Can't Even Buy an Egg

Many products are back on Maracaibo stores and shelves... but they’re so expensive that nobody buys them.

Photo: The New York Times retrieved

The scene had been the same for days now: When it comes to meals in María Inés’s house, it was always rice and lentils and sometimes not even that, although she’s a teacher and her son manages a public school. This night, though, things would be different: María Inés’s husband found a job, after two months unemployed. 

The young man took $20 from his savings to buy some normalcy, after weeks of misery. María Inés texted him earlier to let him know that there was no food at home and when he heard the good news he decided to exchange that money to buy some groceries after work. He bought meat, chicken, cheese, eggs, vegetables, flour and even a couple of snacks. It lasted a week, until his dad got his first paycheck. 

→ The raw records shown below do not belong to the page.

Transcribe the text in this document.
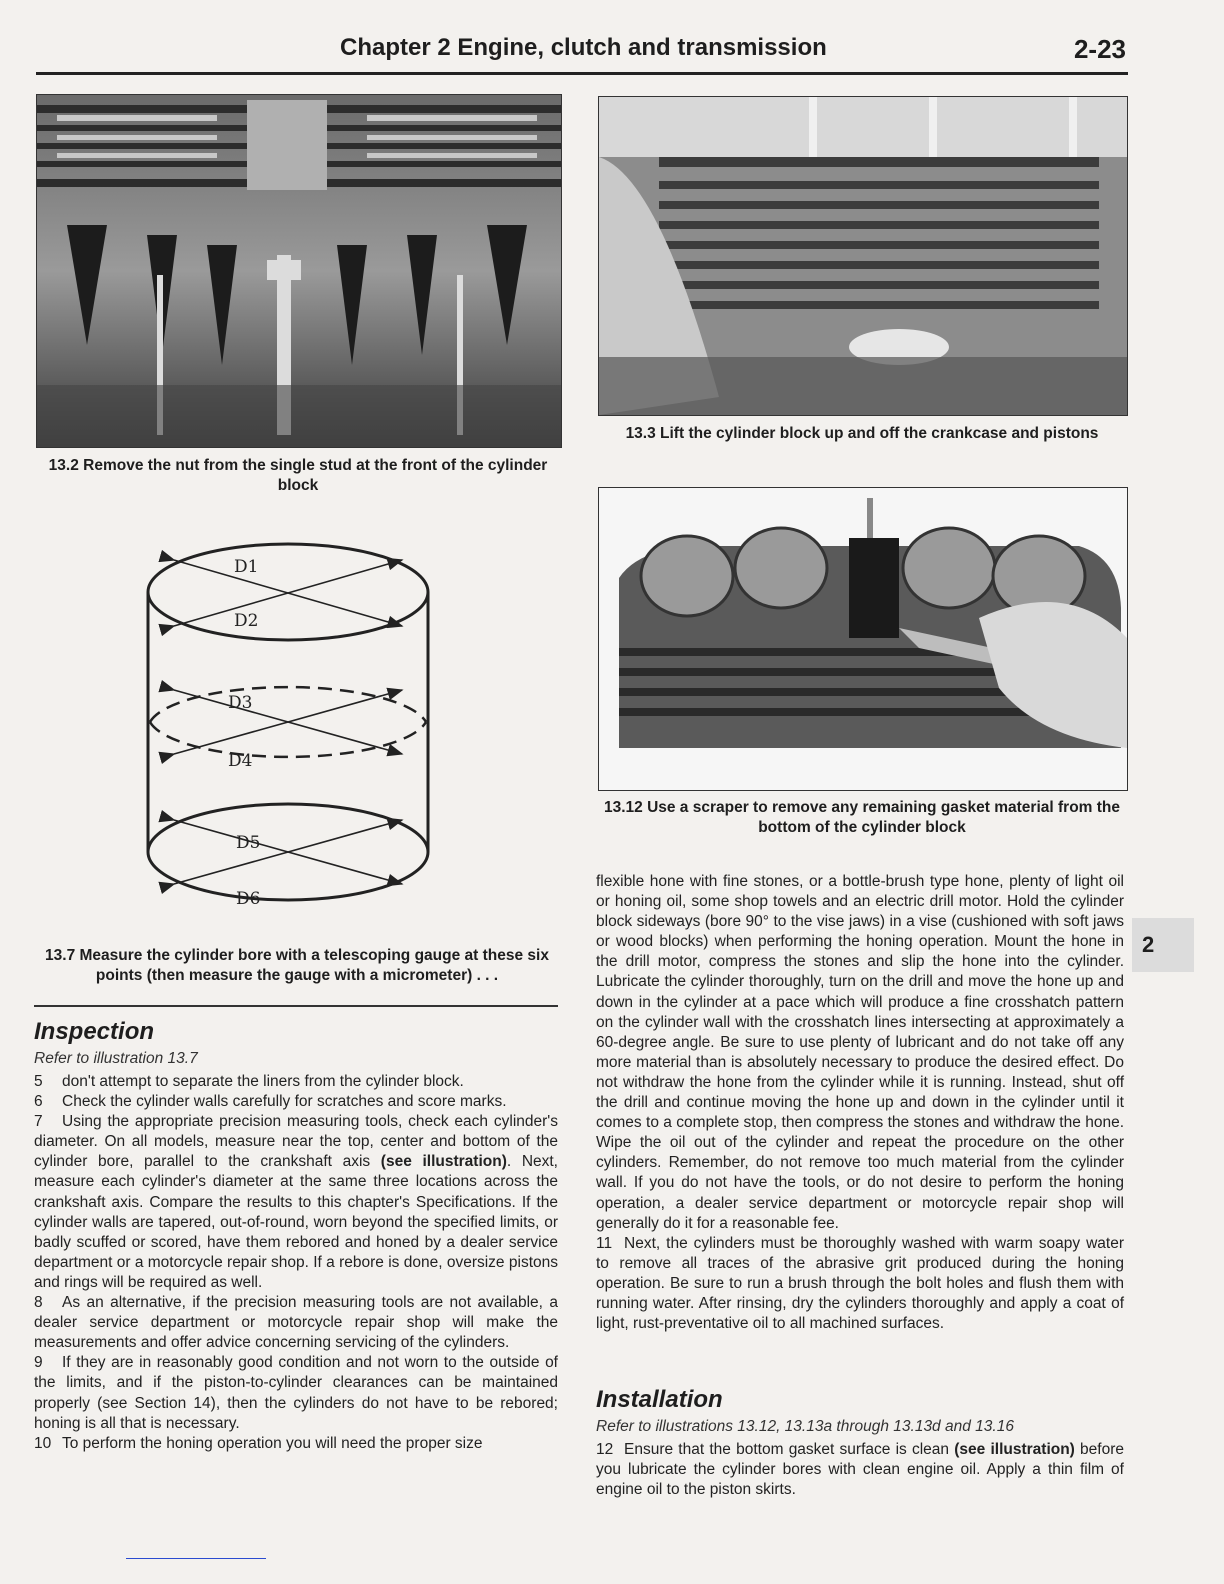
Chapter 2 Engine, clutch and transmission	2-23
13.2 Remove the nut from the single stud at the front of the cylinder block
13.3 Lift the cylinder block up and off the crankcase and pistons
D1
D2
D3
D4
D5
D6
13.7 Measure the cylinder bore with a telescoping gauge at these six points (then measure the gauge with a micrometer) . . .
13.12 Use a scraper to remove any remaining gasket material from the bottom of the cylinder block
Inspection
Refer to illustration 13.7

5 don't attempt to separate the liners from the cylinder block.

6 Check the cylinder walls carefully for scratches and score marks.

7 Using the appropriate precision measuring tools, check each cylinder's diameter. On all models, measure near the top, center and bottom of the cylinder bore, parallel to the crankshaft axis (see illustration). Next, measure each cylinder's diameter at the same three locations across the crankshaft axis. Compare the results to this chapter's Specifications. If the cylinder walls are tapered, out-of-round, worn beyond the specified limits, or badly scuffed or scored, have them rebored and honed by a dealer service department or a motorcycle repair shop. If a rebore is done, oversize pistons and rings will be required as well.

8 As an alternative, if the precision measuring tools are not available, a dealer service department or motorcycle repair shop will make the measurements and offer advice concerning servicing of the cylinders.

9 If they are in reasonably good condition and not worn to the outside of the limits, and if the piston-to-cylinder clearances can be maintained properly (see Section 14), then the cylinders do not have to be rebored; honing is all that is necessary.

10 To perform the honing operation you will need the proper size

flexible hone with fine stones, or a bottle-brush type hone, plenty of light oil or honing oil, some shop towels and an electric drill motor. Hold the cylinder block sideways (bore 90° to the vise jaws) in a vise (cushioned with soft jaws or wood blocks) when performing the honing operation. Mount the hone in the drill motor, compress the stones and slip the hone into the cylinder. Lubricate the cylinder thoroughly, turn on the drill and move the hone up and down in the cylinder at a pace which will produce a fine crosshatch pattern on the cylinder wall with the crosshatch lines intersecting at approximately a 60-degree angle. Be sure to use plenty of lubricant and do not take off any more material than is absolutely necessary to produce the desired effect. Do not withdraw the hone from the cylinder while it is running. Instead, shut off the drill and continue moving the hone up and down in the cylinder until it comes to a complete stop, then compress the stones and withdraw the hone. Wipe the oil out of the cylinder and repeat the procedure on the other cylinders. Remember, do not remove too much material from the cylinder wall. If you do not have the tools, or do not desire to perform the honing operation, a dealer service department or motorcycle repair shop will generally do it for a reasonable fee.

11 Next, the cylinders must be thoroughly washed with warm soapy water to remove all traces of the abrasive grit produced during the honing operation. Be sure to run a brush through the bolt holes and flush them with running water. After rinsing, dry the cylinders thoroughly and apply a coat of light, rust-preventative oil to all machined surfaces.

Installation
Refer to illustrations 13.12, 13.13a through 13.13d and 13.16

12 Ensure that the bottom gasket surface is clean (see illustration) before you lubricate the cylinder bores with clean engine oil. Apply a thin film of engine oil to the piston skirts.

2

After the sackings from the March blackout and with a strict power rationing and a devastated economy, Maracaibo is certainly going through harsh times.

This monster we call “hyperinflation” has been hitting Venezuelans for almost two years, but in some places it’s harder than others. After the sackings from the March blackout and with a strict power rationing and a devastated economy, Maracaibo is certainly going through harsh times.

By July 2019, the basic food basket was BsF. 2,600,000 in Caracas, according to the Venezuelan Federation of Teachers Center of Documentation and Analysis, which makes monthly surveys about the price of products. The Commerce Chamber, however, has a different figure: BsF. 3,700,000.  

The difference between both figures is around BsF. 1,100,000, a margin of error that’s still over 30 times the country’s minimum wage (of BsF. 40,000.)

The Luxury of Postobón

There’s nothing new about the Maracaibo situation, except for one detail: the shelves in supermarkets are now full of all kinds of food. Most of the products, even soda, are imported from Colombia, very close to Zulia, but they might as well not be there: people can’t afford them. 

“If you go to a supermarket, you’ll find products that you couldn’t find before, but it’s all there because people can’t buy them,” says Ezio Angelini, president of Maracaibo’s Chamber of Commerce, in an interview for Radio Fe y Alegría Noticias. The businessman explains that the prices are rising because of shortages of fuel and electricity, increasing the operational costs for the stores that are left.  

Codhez, the Commission for Human Rights in Zulia, measured the purchasing power in the state last August 14th and 15th, revealing that a worker’s daily wage (BsF. 1,290.32) is below the average cost of an egg (BsF. 1,440.) Codhez says that measures must be taken immediately to revert hyperinflation, to simply “guarantee access to a sufficient, balanced and adequate diet.” 

Basically, so people can eat. Let’s not even talk about other expenses. 

The Damage is Still There

These reports in Maracaibo are dissimilar to the predictions of economists and experts after the nationwide March blackout, that provoked the sacking of over 600 stores. Back then, they said that the city wouldn’t recover anytime soon and the upcoming shortages be apocalyptic. 

Codhez, the Commission for Human Rights in Zulia, measured the purchasing power in the state last August 14th and 15th, revealing that a worker’s daily wage is below the average cost of an egg.

What did happen is that over 100 stores had to close down for good, which is saying something. 

Carmen, 80, regularly went grocery shopping to Supermart, a supermarket in the San Rafael neighborhood. Last March, she had to watch in horror how the establishment was looted. Even some of her neighbors went inside to rob. Now, Carmen must ask her daughter to do the grocery shopping elsewhere: Supermart never opened again. 

Lucía is three years old. Ever since she started walking, she went with her family, at least twice a week, for pizza or icecream at a Fiorella Super Market, in Curva de Molina. That business was looted too, it never opened again and there are no other stores from that franchise near her. 

Even though Lucía isn’t a kindergartener yet and doesn’t understand what happened, she knows Fiorella won’t come back. She’s too young to remember many things, but she tells her family that she misses going to that place she lost.